More Than Free - Why Traditional Custodians Must Involve All Of Hindu Society In Making Temples Great

by Rangesh Sridhar and Amar Govindarajan - Jul 27, 2020 01:27 PM +05:30 IST
More Than Free -  Why Traditional Custodians Must Involve All Of Hindu Society In Making Temples Great(representative image)
  • If temple resources were indeed made available, millions of scholarships and new institutions can be opened up to Hindu students of all castes.

    We need our temples and their resources to take on a quasi-political role and help bring in a Hindu renaissance.

There has been significant momentum on the issue of freeing Hindu temples from state control. There have been instances of temple land sales being opposed, fund transfers from temples objected to and court challenges to new laws that allow more temples to be taken over by state government run bodies.

All of these are good developments in the sense that it sends out a strong signal that temple administration cannot be taken for granted anymore, and that there are alert activists looking for evidence to punish wanton wastage of temple resources.

However, there is yet to be a meaningful dialogue on what happens once the temples are free.

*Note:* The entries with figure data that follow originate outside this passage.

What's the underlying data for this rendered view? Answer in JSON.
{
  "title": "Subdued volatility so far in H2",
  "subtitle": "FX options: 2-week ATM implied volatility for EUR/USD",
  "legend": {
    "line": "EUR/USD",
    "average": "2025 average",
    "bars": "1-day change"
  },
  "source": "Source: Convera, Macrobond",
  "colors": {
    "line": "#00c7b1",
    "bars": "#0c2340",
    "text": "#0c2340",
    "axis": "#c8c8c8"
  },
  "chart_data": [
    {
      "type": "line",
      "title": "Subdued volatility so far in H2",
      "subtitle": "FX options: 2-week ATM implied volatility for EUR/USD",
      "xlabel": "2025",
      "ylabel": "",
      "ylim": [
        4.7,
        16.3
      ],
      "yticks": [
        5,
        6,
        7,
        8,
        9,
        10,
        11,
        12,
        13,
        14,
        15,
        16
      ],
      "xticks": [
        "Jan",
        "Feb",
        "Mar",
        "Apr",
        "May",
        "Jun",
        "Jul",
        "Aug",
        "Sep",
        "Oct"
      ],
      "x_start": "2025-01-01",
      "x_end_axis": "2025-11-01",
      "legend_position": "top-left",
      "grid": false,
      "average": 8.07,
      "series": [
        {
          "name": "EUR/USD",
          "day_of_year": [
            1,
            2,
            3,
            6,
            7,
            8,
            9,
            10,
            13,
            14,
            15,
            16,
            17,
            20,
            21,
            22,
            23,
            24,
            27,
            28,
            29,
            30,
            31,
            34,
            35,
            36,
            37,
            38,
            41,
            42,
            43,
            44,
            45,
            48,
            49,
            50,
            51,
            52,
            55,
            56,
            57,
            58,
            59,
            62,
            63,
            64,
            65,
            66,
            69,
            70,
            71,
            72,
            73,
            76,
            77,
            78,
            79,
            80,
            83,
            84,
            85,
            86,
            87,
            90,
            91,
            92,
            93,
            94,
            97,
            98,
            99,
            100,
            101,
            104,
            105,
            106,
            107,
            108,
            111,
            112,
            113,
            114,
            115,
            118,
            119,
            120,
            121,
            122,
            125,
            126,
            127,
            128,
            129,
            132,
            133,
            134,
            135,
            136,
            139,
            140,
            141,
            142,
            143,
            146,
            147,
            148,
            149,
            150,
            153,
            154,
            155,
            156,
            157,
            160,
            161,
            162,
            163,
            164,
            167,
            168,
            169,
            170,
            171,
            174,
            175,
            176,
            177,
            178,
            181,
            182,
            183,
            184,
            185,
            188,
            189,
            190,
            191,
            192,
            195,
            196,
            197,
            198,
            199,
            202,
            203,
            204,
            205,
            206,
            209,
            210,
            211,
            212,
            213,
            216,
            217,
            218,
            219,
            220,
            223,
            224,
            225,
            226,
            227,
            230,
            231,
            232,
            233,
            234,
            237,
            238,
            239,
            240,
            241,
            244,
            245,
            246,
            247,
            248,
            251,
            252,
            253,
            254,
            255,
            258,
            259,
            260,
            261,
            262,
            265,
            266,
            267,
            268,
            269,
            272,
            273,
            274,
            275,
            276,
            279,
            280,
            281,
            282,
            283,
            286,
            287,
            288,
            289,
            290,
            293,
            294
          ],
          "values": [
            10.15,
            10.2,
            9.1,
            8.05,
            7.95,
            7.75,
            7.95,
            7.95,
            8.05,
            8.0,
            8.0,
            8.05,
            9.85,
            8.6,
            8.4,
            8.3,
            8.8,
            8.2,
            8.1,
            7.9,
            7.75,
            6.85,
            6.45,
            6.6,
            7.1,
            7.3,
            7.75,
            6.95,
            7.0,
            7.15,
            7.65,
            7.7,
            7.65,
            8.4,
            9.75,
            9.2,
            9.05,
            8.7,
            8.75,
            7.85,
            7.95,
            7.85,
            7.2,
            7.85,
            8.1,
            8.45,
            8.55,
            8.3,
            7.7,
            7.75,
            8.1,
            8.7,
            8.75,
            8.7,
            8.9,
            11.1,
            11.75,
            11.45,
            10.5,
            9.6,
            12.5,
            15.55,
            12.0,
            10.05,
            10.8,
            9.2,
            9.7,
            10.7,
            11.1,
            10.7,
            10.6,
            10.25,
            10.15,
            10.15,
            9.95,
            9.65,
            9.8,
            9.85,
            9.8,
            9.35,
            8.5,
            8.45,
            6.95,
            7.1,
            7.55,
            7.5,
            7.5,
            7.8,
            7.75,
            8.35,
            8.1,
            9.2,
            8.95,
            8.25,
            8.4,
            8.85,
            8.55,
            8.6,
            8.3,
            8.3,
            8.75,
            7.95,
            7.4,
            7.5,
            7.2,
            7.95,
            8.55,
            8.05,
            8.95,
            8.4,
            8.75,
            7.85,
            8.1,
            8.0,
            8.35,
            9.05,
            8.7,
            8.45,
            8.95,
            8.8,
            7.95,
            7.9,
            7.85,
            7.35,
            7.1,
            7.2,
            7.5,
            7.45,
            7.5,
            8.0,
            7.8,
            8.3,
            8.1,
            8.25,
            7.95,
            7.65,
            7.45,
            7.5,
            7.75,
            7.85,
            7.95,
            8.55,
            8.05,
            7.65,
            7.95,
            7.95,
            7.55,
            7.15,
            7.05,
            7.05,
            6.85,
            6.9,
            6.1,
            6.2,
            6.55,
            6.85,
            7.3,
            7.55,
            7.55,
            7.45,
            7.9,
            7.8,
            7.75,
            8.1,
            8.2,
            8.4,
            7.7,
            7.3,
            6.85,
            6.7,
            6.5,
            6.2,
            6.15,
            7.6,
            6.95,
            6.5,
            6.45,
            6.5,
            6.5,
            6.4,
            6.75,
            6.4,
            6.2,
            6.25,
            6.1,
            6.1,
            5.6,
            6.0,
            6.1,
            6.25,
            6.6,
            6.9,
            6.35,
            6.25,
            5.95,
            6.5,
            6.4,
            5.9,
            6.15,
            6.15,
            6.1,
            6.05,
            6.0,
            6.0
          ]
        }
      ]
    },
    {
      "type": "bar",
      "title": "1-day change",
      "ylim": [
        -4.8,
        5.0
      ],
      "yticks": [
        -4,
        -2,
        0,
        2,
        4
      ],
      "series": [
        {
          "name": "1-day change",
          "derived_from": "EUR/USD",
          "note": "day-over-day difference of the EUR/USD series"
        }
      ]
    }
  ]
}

It may be argued that what will happen to temples can be debated once the temples are free and that the current challenge is to first stop state control.

But that is not true. Without viable structures that can take over temple management and run them in a transparent and efficient manner, and convince the Hindu populace of its inclusiveness, there will always be a degree of support for government involvement in temples.

To be able to remove the state the temple activists must show an efficient alternative that will benefit not just the limited circle of a small community of traditional custodians but the wider Hindu community in the district that the temple is situated in

At stake here is not just the rights of traditional custodians of temples but also the future of millions of Hindus. If temple resources were indeed made available, millions of scholarships and new institutions can be opened up to Hindu students of all castes thereby deterring conversions through Christian educational institutions.

Through preferential treatment to Hindus, temples can provide social security nets (jobs) to millions of Hindus thereby making them stakeholders in a more prosperous temple ecosystem.

Hindu temples could be running massive hospitals - once again drawing millions of devotees and simultaneously acting for their benefit.

But in order for the temples to be able to do all this they must be empowered and organised in a manner that involves all sections of Hindu society. Here are some ways to ensure temples are more than traditional places of worship under control of one community.

First, the stated mandate of the organisation must be the propagation of Hindu faith - of their own respective sect, the economic well being of Hindus and challenging those that threaten Dharma.

Second, the leadership of such organisations or bodies that run temples must be elected by Hindus of the district. This is not to say that the traditional custodians should not have any say. They will continue their old roles in religious affairs - as would every community connected with the temple.

However, every Hindu in a district must be made a stakeholder in the temple. The point is not to show off egalitarian views but to ensure that leadership of temples is contested for, opening up space for discussion about how best to use temple resources and producing Hindu leaders who have the interests of the Hindus and temples at heart.

Such an exercise will also unleash entrepreneurial ideas - an ambitious temple leader could aim to build the world’s greatest university or hospital in his temple town. A good campaigner may be able to draw donations, promote religious tourism and so on.

Third, the second tier leadership must represent each major caste that is present in the district. While every community has had traditional rights in temple rituals these roles have over centuries have become just that - symbolic placeholders without deep community attachment to the temples.

A quasi-political temple body that is empowered to run the temple's secular affairs allows all castes to have a say and demand resources for its own benefits.

Fourth, co-opt the government to build at-least part of infrastructure that is required for efficient temple operations.

There is no sense in temples spending their own money in building all the infrastructure needed - it is the role of the government to do it. During the Covid-19 pandemic the US Catholic church and affiliated bodies coolly pocketed billions of dollars of money from the government. The political nature of temple leadership allows for a degree of influence to be exerted on the local and state governments.

Of course there are many caveats to the above four arguments. Temples could be organised in clusters spanning many districts, there could be differentiated voting rights, old caste conflicts will definitely need to be addressed, and thousands of ‘devotees’ sitting on temple lands would be loath to let go of their easy income.

It may even be the case that in states like Tamil Nadu conventional politicians professing anti-Hindu views are able to capture temple bodies. But regular elections specific to temple control allow Hindus to more effectively campaign, highlight mismanagement and challenge anti-Hindu politics. This allows space for Hindu mobilisation.

There is a desperate need for temples to be more than free. We need our temples and its resources to take on a quasi-political role and help bring in a Hindu renaissance, and for that to happen people more than the old custodians need to have a say.